I say “speed” but I really mean “efficiency.” Let’s be frank: it costs time and money and rounds of discussion to get your website right. Many a client have come to me saying, “we’d like our website to look like (fill in the brand).” Again, it takes a lot to hold back the urge to regurgitate, but I when I take off my designer/artist hat and put on my business/CEO hat, I get it. Let’s get to a quick, clean look that delivers the message with less friction.

That said, simplicity is really, really hard. Convolution is fast and easy. Brevity and grace is a set of refinements, not a starting point. And in the tech world, this is all the more true when we want to jam in every feature, every nuance into a long form datasheet that looks more like a laundry list than reasons to buy. Do yourself a favor here and save those nuances for a captivating blog entry on your fancy new site.

The good news is that the current trends of web design (right now, flat, clean, simple, mobile responsive) are available on a WordPress or Drupal theme somewhere for $50 to $100. That’s right: all the effort that pre-IPO company spent with that sexy downtown design firm for a $100K, 3-month website project is being copied by a bunch of Eastern Block kids with immaculate PHP/CSS skills. The web is so freaking unfair that it’s actually incredibly oligarchical.

And that same theme can be modified in a matter of days to deliver your message so you have a slick looking, modern site with not a lot of headaches or back-and-forth with that grumpy designer/developer you have in your basement. It feels good to say to a client, I can have those changes in by 2PM today and still be able to go to Starbucks. And tomorrow, you can change the site again (if you’re feeling frisky — see #1).

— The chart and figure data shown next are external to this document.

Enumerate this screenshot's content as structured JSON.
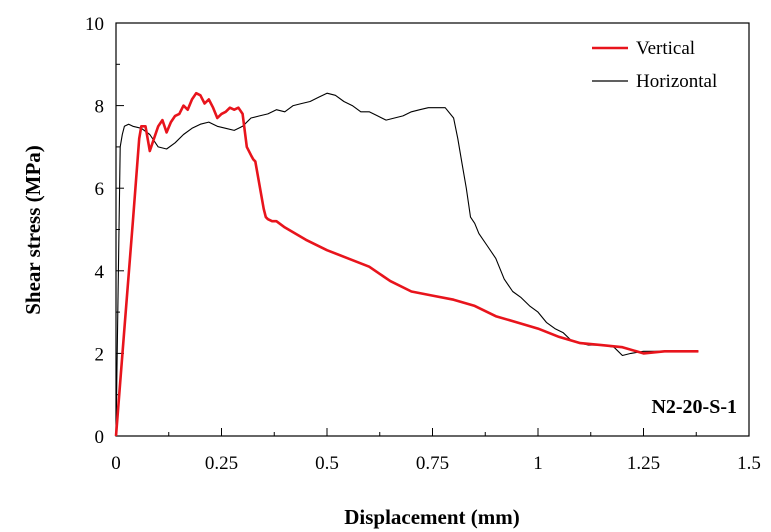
{
  "chart_data": {
    "type": "line",
    "title": "",
    "xlabel": "Displacement (mm)",
    "ylabel": "Shear stress (MPa)",
    "xlim": [
      0,
      1.5
    ],
    "ylim": [
      0,
      10
    ],
    "x_ticks": [
      0,
      0.25,
      0.5,
      0.75,
      1,
      1.25,
      1.5
    ],
    "x_tick_labels": [
      "0",
      "0.25",
      "0.5",
      "0.75",
      "1",
      "1.25",
      "1.5"
    ],
    "y_ticks": [
      0,
      2,
      4,
      6,
      8,
      10
    ],
    "y_tick_labels": [
      "0",
      "2",
      "4",
      "6",
      "8",
      "10"
    ],
    "grid": false,
    "legend_position": "top-right",
    "annotation": "N2-20-S-1",
    "series": [
      {
        "name": "Vertical",
        "color": "#e8141c",
        "x": [
          0,
          0.02,
          0.04,
          0.055,
          0.06,
          0.07,
          0.08,
          0.09,
          0.1,
          0.11,
          0.12,
          0.13,
          0.14,
          0.15,
          0.16,
          0.17,
          0.18,
          0.19,
          0.2,
          0.21,
          0.22,
          0.23,
          0.24,
          0.25,
          0.26,
          0.27,
          0.28,
          0.29,
          0.3,
          0.31,
          0.32,
          0.325,
          0.33,
          0.35,
          0.355,
          0.36,
          0.37,
          0.38,
          0.4,
          0.45,
          0.5,
          0.55,
          0.6,
          0.65,
          0.7,
          0.75,
          0.8,
          0.85,
          0.9,
          0.95,
          1.0,
          1.05,
          1.1,
          1.15,
          1.2,
          1.25,
          1.3,
          1.35,
          1.38
        ],
        "y": [
          0,
          2.6,
          5.2,
          7.2,
          7.5,
          7.5,
          6.9,
          7.2,
          7.5,
          7.65,
          7.35,
          7.6,
          7.75,
          7.8,
          8.0,
          7.9,
          8.15,
          8.3,
          8.25,
          8.05,
          8.15,
          7.95,
          7.7,
          7.8,
          7.85,
          7.95,
          7.9,
          7.95,
          7.8,
          7.0,
          6.8,
          6.7,
          6.65,
          5.5,
          5.3,
          5.25,
          5.2,
          5.2,
          5.05,
          4.75,
          4.5,
          4.3,
          4.1,
          3.75,
          3.5,
          3.4,
          3.3,
          3.15,
          2.9,
          2.75,
          2.6,
          2.4,
          2.25,
          2.2,
          2.15,
          2.0,
          2.05,
          2.05,
          2.05
        ]
      },
      {
        "name": "Horizontal",
        "color": "#000000",
        "x": [
          0,
          0.005,
          0.01,
          0.015,
          0.02,
          0.03,
          0.04,
          0.06,
          0.08,
          0.1,
          0.12,
          0.14,
          0.16,
          0.18,
          0.2,
          0.22,
          0.24,
          0.26,
          0.28,
          0.3,
          0.32,
          0.34,
          0.36,
          0.38,
          0.4,
          0.42,
          0.44,
          0.46,
          0.48,
          0.5,
          0.52,
          0.54,
          0.56,
          0.58,
          0.6,
          0.62,
          0.64,
          0.66,
          0.68,
          0.7,
          0.72,
          0.74,
          0.76,
          0.78,
          0.8,
          0.81,
          0.82,
          0.83,
          0.84,
          0.85,
          0.86,
          0.88,
          0.9,
          0.92,
          0.94,
          0.96,
          0.98,
          1.0,
          1.02,
          1.04,
          1.06,
          1.08,
          1.1,
          1.12,
          1.15,
          1.18,
          1.2,
          1.22,
          1.25,
          1.3,
          1.35,
          1.38
        ],
        "y": [
          0,
          3.5,
          7.0,
          7.3,
          7.5,
          7.55,
          7.5,
          7.45,
          7.3,
          7.0,
          6.95,
          7.1,
          7.3,
          7.45,
          7.55,
          7.6,
          7.5,
          7.45,
          7.4,
          7.5,
          7.7,
          7.75,
          7.8,
          7.9,
          7.85,
          8.0,
          8.05,
          8.1,
          8.2,
          8.3,
          8.25,
          8.1,
          8.0,
          7.85,
          7.85,
          7.75,
          7.65,
          7.7,
          7.75,
          7.85,
          7.9,
          7.95,
          7.95,
          7.95,
          7.7,
          7.2,
          6.6,
          6.0,
          5.3,
          5.15,
          4.9,
          4.6,
          4.3,
          3.8,
          3.5,
          3.35,
          3.15,
          3.0,
          2.75,
          2.6,
          2.5,
          2.3,
          2.25,
          2.2,
          2.2,
          2.15,
          1.95,
          2.0,
          2.05,
          2.05,
          2.05,
          2.05
        ]
      }
    ]
  }
}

Now Before You Go on Elance…

So those are all pretty compelling reasons to hold off on bringing in a designer, but I would also caution you on just getting someone to manage your site. It’s a fine thing to do and can seem economical, but I urge you to have the marketing strategy and reasons for changes very clear in your head before you hand over the keys to the $4/hour consultant in the Philippines.

Adapting the site based on audience analytics? Tuning the message for clarity or impact? Go with someone who gets your business and can act as an agent of change for you and can be your marketing technologist.

I should also note that I’m specifically talking B2B brands. B2C brands are a completely different animal.